Students that sign up to participate in the thirty-Day walk challenge should expect an email after signing up that details a schedule for accomplishing weekly miles. They are given a contact point to send their miles into every week, though the self-reporting operates on an honors system. To benefit the students, included in the email is a series of stretches to do before exercising with links to videos of how to accomplish them. The feedback in the early stages of intramurals return has been mostly positive.
“I’m excited for an opportunity which holds me accountable to my lifelong fitness goals,” Sophomore Astrid Axtman, a participant in the challenge, said.
This sentiment was echoed by Junior Sierra Meyers.
“Intramurals get students out of their room and staying active, while bringing a little bit of joy to their day which can be very important during stressful times such as these,” Meyers said.
Should walking or running not be your desired indulgence, the Trick Shot Challenge offers a fun activity to try out with friends. After signing up, you will receive a contact to submit a video of your trick shot to; just don’t forget to give a double thumbs up or shout “Go Gusties” before performing your trick shot. The videos submitted will be evaluated by both social media likes and the Intramural committee and receive a prize at the end of the two-week interval.
“Friends collaborate while maintaining social distance. This allows students to have fun with their friends and get a little activity while having fun and staying safe,” Meyers said.
While maintaining social distance rules you may still participate in this intramural activity as a fun activity with friends.
Despite the benefits of the return of intramurals, there are some doubts about the success that these intramural activities will have compared to what was available in previous years. Both challenges presented to the Gustavus student body are more individually oriented than group activities whereas the team effort and camaraderie of previous intramural sports were some of the biggest draws. Many Gusties may prefer to exercise their own prerogative rather than on an intramural schedule. The Intramural committee appears to have considered this and offers incentives to join intramurals, like prizes detailed in the original school wide invitation.
“One benefit of this year specifically is that we will have all new and exciting activities for students to participate in,” Meyers said.
One has to remember though, that the ultimate goal of intramurals this year, like many other on-campus activities, is not to be a carbon copy of last year. Nothing can be. The return of intramurals offers instead a way to return to a sense of normalcy without compromising security. Intramurals represent, in a small way, our campus’ ability to adapt to the changing times.
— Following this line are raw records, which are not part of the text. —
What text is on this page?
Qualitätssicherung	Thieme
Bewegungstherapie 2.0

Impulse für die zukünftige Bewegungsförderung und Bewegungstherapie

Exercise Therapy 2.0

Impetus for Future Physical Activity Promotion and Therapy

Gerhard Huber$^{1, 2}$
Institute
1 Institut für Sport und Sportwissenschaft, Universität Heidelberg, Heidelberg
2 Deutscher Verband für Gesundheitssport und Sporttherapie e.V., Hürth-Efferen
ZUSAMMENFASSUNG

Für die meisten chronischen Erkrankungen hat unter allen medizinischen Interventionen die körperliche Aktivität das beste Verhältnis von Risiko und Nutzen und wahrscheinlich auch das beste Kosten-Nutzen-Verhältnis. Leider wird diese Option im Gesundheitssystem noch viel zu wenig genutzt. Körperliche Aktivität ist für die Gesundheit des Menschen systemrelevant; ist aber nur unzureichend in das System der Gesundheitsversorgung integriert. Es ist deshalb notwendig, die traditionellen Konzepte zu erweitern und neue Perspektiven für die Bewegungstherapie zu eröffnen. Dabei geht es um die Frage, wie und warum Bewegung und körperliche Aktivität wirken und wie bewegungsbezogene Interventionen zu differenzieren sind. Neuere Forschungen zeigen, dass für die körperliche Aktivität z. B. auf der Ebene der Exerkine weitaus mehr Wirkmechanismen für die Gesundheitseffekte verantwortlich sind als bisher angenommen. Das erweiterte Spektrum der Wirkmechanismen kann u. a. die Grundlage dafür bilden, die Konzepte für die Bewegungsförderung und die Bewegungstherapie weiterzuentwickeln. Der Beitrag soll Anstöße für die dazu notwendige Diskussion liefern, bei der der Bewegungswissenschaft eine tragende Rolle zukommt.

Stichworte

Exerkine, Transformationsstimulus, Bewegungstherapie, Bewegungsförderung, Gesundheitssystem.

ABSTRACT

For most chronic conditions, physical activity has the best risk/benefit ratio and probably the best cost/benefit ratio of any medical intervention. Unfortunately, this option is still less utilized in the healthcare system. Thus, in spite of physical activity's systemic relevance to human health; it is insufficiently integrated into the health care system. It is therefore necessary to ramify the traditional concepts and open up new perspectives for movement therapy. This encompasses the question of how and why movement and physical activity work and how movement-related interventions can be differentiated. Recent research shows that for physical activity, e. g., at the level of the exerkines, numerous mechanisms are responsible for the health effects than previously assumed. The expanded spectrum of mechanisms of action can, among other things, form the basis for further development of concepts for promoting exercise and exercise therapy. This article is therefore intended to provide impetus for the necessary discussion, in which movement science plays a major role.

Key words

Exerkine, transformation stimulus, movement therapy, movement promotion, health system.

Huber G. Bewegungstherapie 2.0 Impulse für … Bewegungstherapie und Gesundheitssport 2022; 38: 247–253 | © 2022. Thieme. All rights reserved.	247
They also display, in turn, the innovative spirit of Gustavus students and faculty. Even in times of stress, hardship and uncertainty, we will find a way to encourage each other and try new things together. Should these activities interest you or you have the urge to try something new to stave off monotony, the next round of the running/walking challenge begins Nov. 20 (with registration from Nov. 1 to the 19) and the second week of trick shot challenges starts Nov. 2.